I wasn’t fond of Toíbín’s personal memories (that sounds awful – I’m glad he had a good time!). Living in the city soon after Franco’s death and experiencing the revival of the Catalan language must have been quite an experience, but I didn’t feel I learned much by hearing about his clubbing hotspots and the places he picks as crime hot-spots are quite possible outdated. Some travel writing tends to a sort of generic blend of multiple eras through different visits and revisions of the book. Not so good for a guide book, but very atmospheric. This was very specific to location, time and the experience of the writer, leaving me with the question: why should I care about that specific time and location, and whether a Catalan writer (or longer term resident) would be a more illuminating guide.

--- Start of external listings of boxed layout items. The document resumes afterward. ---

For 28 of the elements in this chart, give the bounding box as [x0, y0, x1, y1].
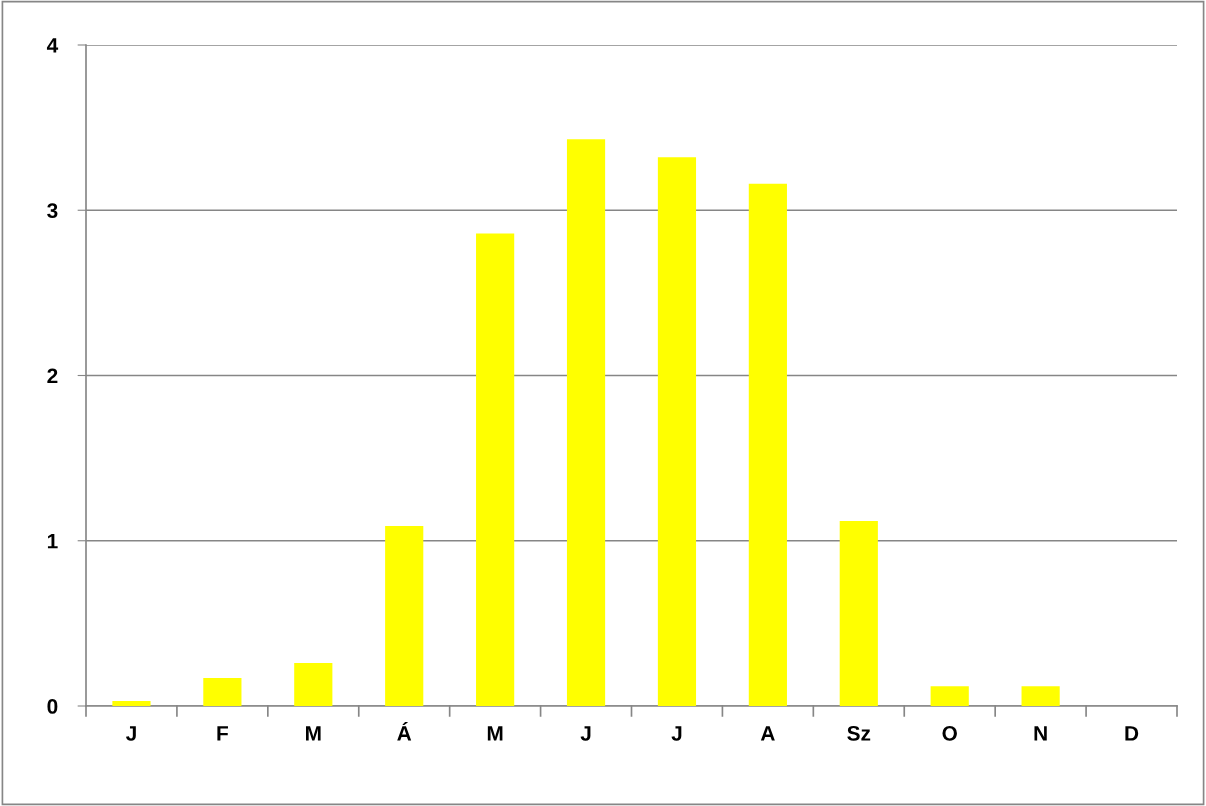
- y-tick-label: 3: [47, 203, 58, 219]
- x-tick-label: J: [671, 726, 682, 741]
- x-tick-label: D: [1125, 726, 1139, 741]
- x-tick-label: M: [306, 726, 321, 741]
- bar: [657, 157, 697, 706]
- bar: [930, 686, 969, 706]
- bar: [385, 525, 424, 706]
- y-tick-label: 0: [47, 699, 58, 714]
- x-tick-label: J: [125, 726, 136, 741]
- x-tick-label: Á: [397, 722, 412, 741]
- y-tick-label: 1: [47, 533, 58, 549]
- x-tick-label: O: [942, 725, 957, 741]
- x-tick-label: A: [760, 726, 775, 741]
- bar: [476, 233, 515, 706]
- y-tick-label: 2: [47, 368, 58, 384]
- x-tick-label: M: [487, 726, 503, 741]
- x-tick-label: Sz: [847, 725, 871, 741]
- bar: [566, 139, 606, 706]
- y-tick-label: 4: [46, 38, 59, 53]
- bar: [1021, 686, 1060, 706]
- bar: [112, 701, 151, 706]
- bar: [748, 183, 787, 706]
- bar: [294, 663, 333, 706]
- x-tick-label: N: [1034, 726, 1047, 741]
- x-tick-label: J: [580, 726, 591, 741]
- bar: [839, 520, 878, 706]
- bar: [203, 677, 242, 706]
- x-tick-label: F: [217, 726, 228, 741]
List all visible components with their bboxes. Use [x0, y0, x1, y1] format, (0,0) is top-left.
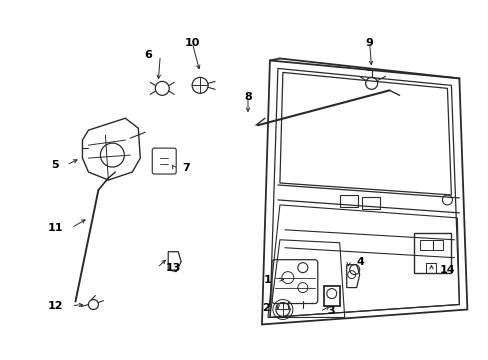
Text: 13: 13: [165, 263, 180, 273]
Bar: [432, 240, 443, 250]
Text: 12: 12: [48, 301, 63, 311]
Text: 9: 9: [365, 37, 373, 48]
Bar: [339, 195, 357, 207]
Text: 5: 5: [51, 160, 59, 170]
Text: 6: 6: [144, 50, 152, 60]
Bar: [413, 233, 450, 273]
Text: 10: 10: [184, 37, 200, 48]
Bar: [361, 197, 379, 209]
Text: 3: 3: [327, 306, 335, 316]
Text: 2: 2: [262, 302, 269, 312]
Text: 7: 7: [182, 163, 189, 173]
Text: 14: 14: [439, 265, 454, 275]
Text: 8: 8: [244, 92, 251, 102]
Bar: [419, 240, 432, 250]
Text: 1: 1: [264, 275, 271, 285]
Text: 11: 11: [48, 223, 63, 233]
Text: 4: 4: [356, 257, 364, 267]
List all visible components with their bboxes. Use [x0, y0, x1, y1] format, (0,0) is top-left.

For me, the bits that work are generic history – chapters on Gaudis, Dali, Picasso, Pau Casals and so many others that have lived, worked and been inspired by the city and the culture. The rise of Catalan nationalism and the resurgence of the language and culture doesn’t always make for a sympathetic read and Toíbín does feel balanced – showing the repression the city suffered (under Franco, and before) but remaining critical. There’s plenty of references for further reading and plenty of avenues to explore (quite literally for visitors to the city). Toíbín’s writing is good: clear, crisp and nice to read. It’s a decent, but perhaps dated, account of a city that obviously captured the author for a period.

The Man Who Loved Only Numbers by Paul Hoffman

51c8precakl._sx323_bo1204203200_I’m not a mathematician – I liked the subject at school, but ended up heading down the path of Physics (and in an experimentalist direction).  I have though heard a few things about Paul Erdős – the prodigious number of papers, the lack of a non-mathematical social life, Erdős numbers.  After reading this book, I know more about him but it’s generally in the same vein: his odd language of slang terms (god = “the supreme fascist”, children = “epsilons”), various anecdotes from friends and colleagues.  Actually he does come across as very social (in his awkward way), and with a hefty supply of witticisms to liven things up – quite different from Paul Dirac, to pick another eccentric from the list of biographies I’ve read recently.

The book does feel rather stretched out, setting the scene for his work with lengthy diversions on other mathematicians (GH Hardy, Ronald Graham, Srinivasa Ramanujan).  These are interesting enough, but it’s not exactly a heavyweight character study.  This is probably for the best.  Along with the fact that the mathematics is kept to a minimum (enough to explain the general scope of the various topics, but not enough to feel like work), it feels like a book that I would have enjoyed back at school. It might even have encouraged me to set off in a more mathematical direction – luckily I’m a bit past that now.